The end of the year is fast approaching and as December 31st draws ever near, time to implement those smart, last minute tax strategies is running out. To help make sure you get the most out of your efforts this year, here are some tax tips from the professionals at Clayton, Paulk, and Associates!
Tax Tips for the End of the Year
2014 offers many familiar tax breaks you can take advantage of, alongside a few new ones you may not be aware of. These include everything from standard charity contributions to advice on The Affordable Care Act (ACA) or “Obamacare”, which could have an impact on certain tax payers.
Deferring Your Income
One of the simplest end of year tax tips we can offer you is this: if possible, defer your income. Not all tax payers will be able to pull off this crafty move, but if you find yourself nearing the upper portion of a tax bracket or want to try and avoid the net investment income tax – and you even have the option to defer your income – you may want to consider this option.
For example, if you are a freelancer and have not submitted invoices for completed work, you might be able to ask your employer to pay you after the new year. Be warned, however: if you anticipate you might make more money next year or even the same, you will find yourself in the same situation come tax season the following year.
Be Charitable and Giving
Sometimes you have to give in order to receive. We are not saying that should be your inspiration for gift-giving or charitable contributions, but if you do donate to charities, be advised that you can deduct certain contributions – just make sure you save all of your receipts, no matter how small. It all adds up!
If you have not donated yet this year, or are feeling extra generous, now is the time to do so. Similarly, as a single filer, you are able to gift up to $14,000 per year to any number of individuals (if filing married, you and your wife can double this number), reducing the size of your estate and possible estate taxes.
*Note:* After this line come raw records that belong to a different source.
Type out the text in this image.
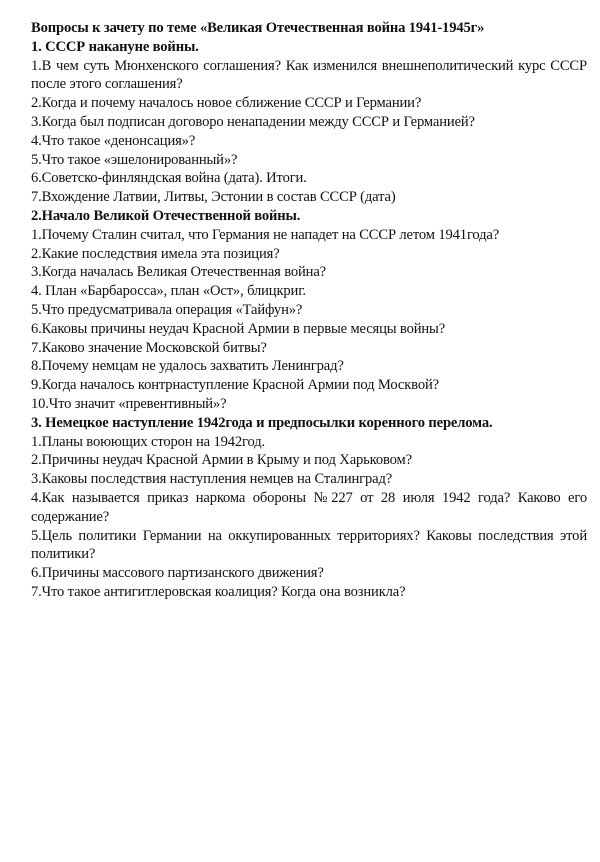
Вопросы к зачету по теме «Великая Отечественная война 1941-1945г»
1. СССР накануне войны.
1.В чем суть Мюнхенского соглашения? Как изменился внешнеполитический курс СССР после этого соглашения?
2.Когда и почему началось новое сближение СССР и Германии?
3.Когда был подписан договоро ненападении между СССР и Германией?
4.Что такое «денонсация»?
5.Что такое «эшелонированный»?
6.Советско-финляндская война (дата). Итоги.
7.Вхождение Латвии, Литвы, Эстонии в состав СССР (дата)
2.Начало Великой Отечественной войны.
1.Почему Сталин считал, что Германия не нападет на СССР летом 1941года?
2.Какие последствия имела эта позиция?
3.Когда началась Великая Отечественная война?
4. План «Барбаросса», план «Ост», блицкриг.
5.Что предусматривала операция «Тайфун»?
6.Каковы причины неудач Красной Армии в первые месяцы войны?
7.Каково значение Московской битвы?
8.Почему немцам не удалось захватить Ленинград?
9.Когда началось контрнаступление Красной Армии под Москвой?
10.Что значит «превентивный»?
3. Немецкое наступление 1942года и предпосылки коренного перелома.
1.Планы воюющих сторон на 1942год.
2.Причины неудач Красной Армии в Крыму и под Харьковом?
3.Каковы последствия наступления немцев на Сталинград?
4.Как называется приказ наркома обороны №227 от 28 июля 1942 года? Каково его содержание?
5.Цель политики Германии на оккупированных территориях? Каковы последствия этой политики?
6.Причины массового партизанского движения?
7.Что такое антигитлеровская коалиция? Когда она возникла?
These gifts can be in the form of cash, stocks, partial real estate, and even payments to medical or educational needs.
The Affordable Care Act and Taxes
Under the Affordable Care Act (ACA), individuals must have health insurance coverage or face a penalty of up to a maximum of $285. This penalty is due at the same time as your tax payment (if owed) and takes into account the amount of time you have been uninsured – each month you do not have coverage, you will owe 1/12 of the total yearly penalty.
Hire a Tax Professional or CPA
When in doubt, it is always best to consult with a certified tax professional, CPA, or accountant. They can advise you with regards to the best path you should pursue with your tax return and answer any questions you may have.